Exposure to tobacco smoke, even through second-hand or 'passive' smoking, has been linked to increased risk of heart disease, lung cancer and other respiratory diseases. The researchers say the study provides important new evidence of the need to reduce smoking in private homes and cars.
The study looked at cotinine levels in children who had taken part in the Children of the 90s study at the University of Bristol, including more than 3,000 children aged 7 and 2,000 children aged 15. The researchers found that the cotinine levels of children at both ages were strongly related to whether the mother smoked, and how heavily, indicating clear evidence of passive smoking.
Strikingly, the cotinine levels of non-smoking 15-year-olds were five times higher if their mother smoked ten or more cigarettes a day, compared with the children of non-smoking mothers. For 7-year-olds, they were four times higher. These levels of passive smoking exposure at age seven and 15 are comparable to the levels of exposure seen at age 15 in teenagers who smoke occasionally (less than once a week).

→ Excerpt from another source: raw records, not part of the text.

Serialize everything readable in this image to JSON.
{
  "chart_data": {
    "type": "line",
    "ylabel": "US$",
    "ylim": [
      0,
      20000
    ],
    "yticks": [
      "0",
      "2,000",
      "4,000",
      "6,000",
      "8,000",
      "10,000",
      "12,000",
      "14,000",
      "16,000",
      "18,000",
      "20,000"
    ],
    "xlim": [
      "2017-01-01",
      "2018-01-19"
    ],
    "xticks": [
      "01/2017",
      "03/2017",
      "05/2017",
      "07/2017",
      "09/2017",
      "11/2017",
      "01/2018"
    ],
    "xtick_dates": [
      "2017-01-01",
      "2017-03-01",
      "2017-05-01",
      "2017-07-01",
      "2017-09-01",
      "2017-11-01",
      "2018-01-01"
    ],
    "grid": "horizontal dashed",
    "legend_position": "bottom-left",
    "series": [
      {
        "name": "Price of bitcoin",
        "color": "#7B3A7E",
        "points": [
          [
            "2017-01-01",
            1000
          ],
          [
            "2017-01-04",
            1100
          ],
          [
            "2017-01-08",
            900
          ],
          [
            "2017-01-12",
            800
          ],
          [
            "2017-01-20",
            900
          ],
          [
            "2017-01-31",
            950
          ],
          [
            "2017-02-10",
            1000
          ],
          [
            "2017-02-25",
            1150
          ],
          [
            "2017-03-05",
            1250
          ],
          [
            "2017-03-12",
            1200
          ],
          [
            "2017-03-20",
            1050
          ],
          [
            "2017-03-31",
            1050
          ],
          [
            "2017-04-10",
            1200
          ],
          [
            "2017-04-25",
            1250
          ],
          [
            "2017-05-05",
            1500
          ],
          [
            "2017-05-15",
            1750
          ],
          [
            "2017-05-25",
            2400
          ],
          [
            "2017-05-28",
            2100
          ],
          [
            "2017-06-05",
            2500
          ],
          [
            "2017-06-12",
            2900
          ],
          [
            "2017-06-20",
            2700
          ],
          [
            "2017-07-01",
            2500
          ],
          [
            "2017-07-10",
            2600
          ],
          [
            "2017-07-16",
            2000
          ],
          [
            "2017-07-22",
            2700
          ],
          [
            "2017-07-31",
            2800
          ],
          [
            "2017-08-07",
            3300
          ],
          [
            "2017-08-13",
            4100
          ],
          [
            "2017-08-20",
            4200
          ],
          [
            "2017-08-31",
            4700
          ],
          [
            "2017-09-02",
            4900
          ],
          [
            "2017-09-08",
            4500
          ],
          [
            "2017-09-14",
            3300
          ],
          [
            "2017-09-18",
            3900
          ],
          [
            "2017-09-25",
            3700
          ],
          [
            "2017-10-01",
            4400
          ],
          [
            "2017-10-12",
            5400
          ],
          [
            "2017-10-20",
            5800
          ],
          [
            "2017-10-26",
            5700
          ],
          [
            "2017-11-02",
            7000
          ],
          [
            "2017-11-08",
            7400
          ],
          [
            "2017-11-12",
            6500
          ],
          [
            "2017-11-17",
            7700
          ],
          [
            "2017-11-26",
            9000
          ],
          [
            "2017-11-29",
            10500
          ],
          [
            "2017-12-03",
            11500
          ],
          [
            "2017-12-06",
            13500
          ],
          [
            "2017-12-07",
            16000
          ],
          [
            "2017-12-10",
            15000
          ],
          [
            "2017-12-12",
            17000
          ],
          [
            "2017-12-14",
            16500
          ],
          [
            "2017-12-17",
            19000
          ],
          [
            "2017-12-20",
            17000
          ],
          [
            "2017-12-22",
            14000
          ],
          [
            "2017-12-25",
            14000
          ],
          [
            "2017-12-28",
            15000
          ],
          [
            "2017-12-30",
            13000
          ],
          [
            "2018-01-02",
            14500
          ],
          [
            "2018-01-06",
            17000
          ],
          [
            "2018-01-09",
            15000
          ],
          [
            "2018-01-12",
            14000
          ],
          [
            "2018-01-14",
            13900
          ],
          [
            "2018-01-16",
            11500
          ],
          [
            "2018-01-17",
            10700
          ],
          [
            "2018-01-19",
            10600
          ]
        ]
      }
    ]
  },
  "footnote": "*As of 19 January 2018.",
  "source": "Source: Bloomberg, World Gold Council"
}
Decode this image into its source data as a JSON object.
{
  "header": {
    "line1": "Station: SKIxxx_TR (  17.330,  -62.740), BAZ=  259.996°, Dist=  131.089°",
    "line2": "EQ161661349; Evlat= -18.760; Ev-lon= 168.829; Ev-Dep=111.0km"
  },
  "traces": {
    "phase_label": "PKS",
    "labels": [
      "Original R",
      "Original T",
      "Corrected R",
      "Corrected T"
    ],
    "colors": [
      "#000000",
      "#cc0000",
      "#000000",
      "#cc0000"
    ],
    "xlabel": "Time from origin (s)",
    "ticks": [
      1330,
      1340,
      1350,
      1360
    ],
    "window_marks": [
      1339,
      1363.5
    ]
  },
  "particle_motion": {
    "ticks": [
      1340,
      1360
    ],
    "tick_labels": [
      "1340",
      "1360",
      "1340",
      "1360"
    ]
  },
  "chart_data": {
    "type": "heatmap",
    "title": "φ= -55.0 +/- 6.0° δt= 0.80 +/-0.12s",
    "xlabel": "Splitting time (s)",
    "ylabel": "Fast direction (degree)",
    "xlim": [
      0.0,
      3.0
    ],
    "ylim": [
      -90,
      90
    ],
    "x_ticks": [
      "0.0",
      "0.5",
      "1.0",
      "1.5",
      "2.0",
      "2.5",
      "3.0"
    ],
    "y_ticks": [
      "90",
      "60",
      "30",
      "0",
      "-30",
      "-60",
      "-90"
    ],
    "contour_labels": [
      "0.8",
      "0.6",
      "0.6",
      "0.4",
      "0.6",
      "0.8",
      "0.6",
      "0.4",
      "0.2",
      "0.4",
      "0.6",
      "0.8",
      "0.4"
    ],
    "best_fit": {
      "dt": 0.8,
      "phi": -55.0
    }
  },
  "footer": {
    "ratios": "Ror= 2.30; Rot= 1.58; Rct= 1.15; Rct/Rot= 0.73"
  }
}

Speaking about the findings, the lead author, Alex Stiby, said: "We have found that the children of mothers who smoke have elevated cotinine levels, indicating clear evidence of passive smoking exposure. This provides a strong public health message about the risks to children if there are adults smoking in the home. Our research shows that the risks apply to older children just as much as to younger ones."
Professor Marcus Munafò, the senior academic on the paper, said: "At the age of seven, it is highly unlikely that children have started smoking, so the presence of cotinine in their blood at this age provides clear and conclusive evidence of the risks to young children from adults smoking at home."
By quantifying the magnitude of passive smoking that a child is exposed to by having a heavy smoker in the home, it is hoped the study's findings will encourage mothers to stop smoking altogether or to introduce smoking restrictions in the home to reduce exposure.
'Children of the 90s' has been studying children born in the early 1990s in the former county of Avon, England, and their parents for more than 21 years with core funding from the Wellcome Trust, the Medical Research Council and the University of Bristol. Detailed records are kept of everyday characteristics (e.g. diet, lifestyle, socioeconomic status, parent-child contact and so on), as well as tens of thousands of samples of urine, blood and DNA. The findings from this study were made possible by a retrospective analysis to measure levels of cotinine in stored blood samples.
The findings are published today in the journal 'Nicotine and Tobacco Research'.